Published — October 20, 2010 Updated — May 19, 2014 at 12:19 pm ET

U.S.-Mexico “virtual fence” plagued by problems


A $4.4 billion project led by Boeing Co. to build a “virtual fence” along the U.S.-Mexico border is consistently over budget, behind schedule, and fails to meet performance standards, according to a Government Accountability Office report.

The Department of Homeland Security (DHS) launched the high-tech surveillance fence project five years ago to use cameras, radars, and sensors to detect any breaches between border crossings. “Overall, DHS has not done an effective job of managing and overseeing its prime contractor [Boeing], including monitoring the contractor’s performance,” the new report said.

For the past three years, the GAO has reported to Congress multiple times about the problem-riddled fence and criticized both Boeing and the Homeland Security Department. The department failed to set specific timelines and budgets for the project, according to the GAO, while poor management led to sub-standard work by Boeing that had to be redone.

Last January, the department froze spending on the project, which has eaten up just over $1 billion so far. Completion of the virtual fence, initially set for early 2009, has now been pushed to 2016.

FAST FACT: The virtual fence being tested near Tucson, Arizona will cover just a 53-mile stretch of the nearly 2,000-mile border with Mexico.

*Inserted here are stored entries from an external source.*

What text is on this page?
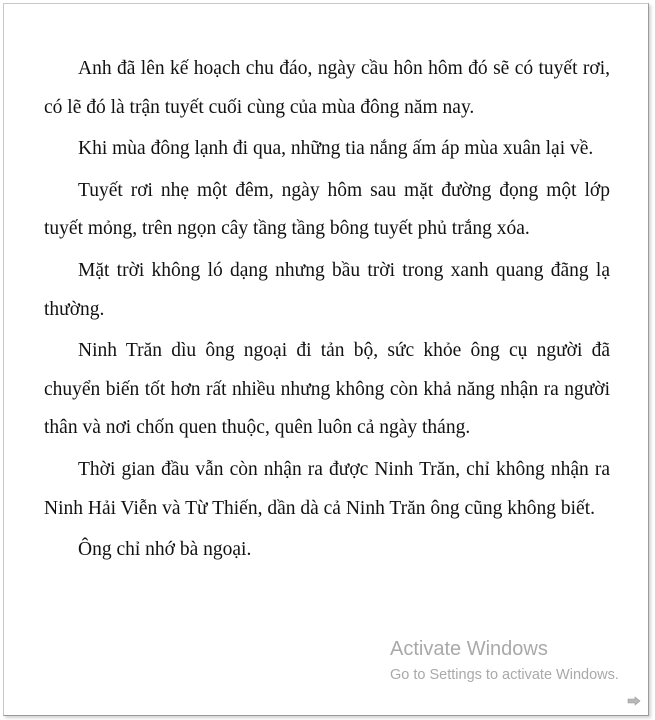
Anh đã lên kế hoạch chu đáo, ngày cầu hôn hôm đó sẽ có tuyết rơi, có lẽ đó là trận tuyết cuối cùng của mùa đông năm nay.

Khi mùa đông lạnh đi qua, những tia nắng ấm áp mùa xuân lại về.

Tuyết rơi nhẹ một đêm, ngày hôm sau mặt đường đọng một lớp tuyết mỏng, trên ngọn cây tầng tầng bông tuyết phủ trắng xóa.

Mặt trời không ló dạng nhưng bầu trời trong xanh quang đãng lạ thường.

Ninh Trăn dìu ông ngoại đi tản bộ, sức khỏe ông cụ người đã chuyển biến tốt hơn rất nhiều nhưng không còn khả năng nhận ra người thân và nơi chốn quen thuộc, quên luôn cả ngày tháng.

Thời gian đầu vẫn còn nhận ra được Ninh Trăn, chỉ không nhận ra Ninh Hải Viễn và Từ Thiến, dần dà cả Ninh Trăn ông cũng không biết.

Ông chỉ nhớ bà ngoại.

Activate Windows
Go to Settings to activate Windows.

Following are other new watchdog reports released by the Government Accountability Office (GAO), various federal Offices of Inspector General (OIG), and other government entities. Congressional Research Service reports, which prepared for lawmakers but not made public, were provided by the Center for Democracy and Technology:


  • Colorado-based Zion First National Bank, a lender in the Education Department’s student loan program, failed to obtain required security releases and improperly invested collection account funds in money market funds that bought securities (OIG).

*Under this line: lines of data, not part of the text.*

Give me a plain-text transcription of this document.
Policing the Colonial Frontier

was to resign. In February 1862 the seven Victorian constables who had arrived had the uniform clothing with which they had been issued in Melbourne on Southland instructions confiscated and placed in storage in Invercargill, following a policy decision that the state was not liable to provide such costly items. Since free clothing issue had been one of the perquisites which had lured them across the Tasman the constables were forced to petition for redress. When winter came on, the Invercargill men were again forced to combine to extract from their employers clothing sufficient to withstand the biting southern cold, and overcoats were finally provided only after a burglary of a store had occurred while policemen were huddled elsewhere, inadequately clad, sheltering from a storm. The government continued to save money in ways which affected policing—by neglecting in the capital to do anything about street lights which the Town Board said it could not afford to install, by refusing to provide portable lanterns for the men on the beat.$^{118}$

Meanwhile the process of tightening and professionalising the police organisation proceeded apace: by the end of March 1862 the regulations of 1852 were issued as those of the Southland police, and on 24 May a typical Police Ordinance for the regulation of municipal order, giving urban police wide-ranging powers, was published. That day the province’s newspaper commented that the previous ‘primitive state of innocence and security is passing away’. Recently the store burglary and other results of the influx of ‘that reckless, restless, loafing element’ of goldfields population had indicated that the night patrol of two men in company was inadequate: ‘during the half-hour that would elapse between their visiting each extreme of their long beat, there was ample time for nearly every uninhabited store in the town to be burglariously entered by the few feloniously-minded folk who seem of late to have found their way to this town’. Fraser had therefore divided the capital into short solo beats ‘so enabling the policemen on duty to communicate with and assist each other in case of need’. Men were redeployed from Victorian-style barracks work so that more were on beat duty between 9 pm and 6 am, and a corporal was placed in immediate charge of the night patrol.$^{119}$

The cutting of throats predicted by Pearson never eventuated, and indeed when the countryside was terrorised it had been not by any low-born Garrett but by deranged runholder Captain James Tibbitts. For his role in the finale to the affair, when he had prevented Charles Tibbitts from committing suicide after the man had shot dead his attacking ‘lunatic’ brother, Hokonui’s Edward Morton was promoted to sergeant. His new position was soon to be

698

  • The FBI’s electronic case management system, developed by Lockheed Martin Corp., is two years behind schedule and $100 million over budget. The Justice Dept. is reducing Lockheed’s role, but is unsure of how to complete the project, which has already cost $405 million (OIG).


  • The Health and Human Services Dept. may have stretched the truth, but it did not violate a law barring appropriated funds for publicity or propaganda when it hired actor Andy Griffith for three TV ads about Medicare coverage after the health care reform law (GAO).


  • Some federal workers receive both federal employee compensation benefits and disability insurance payments, resulting in an overpayment of $603,140 (OIG).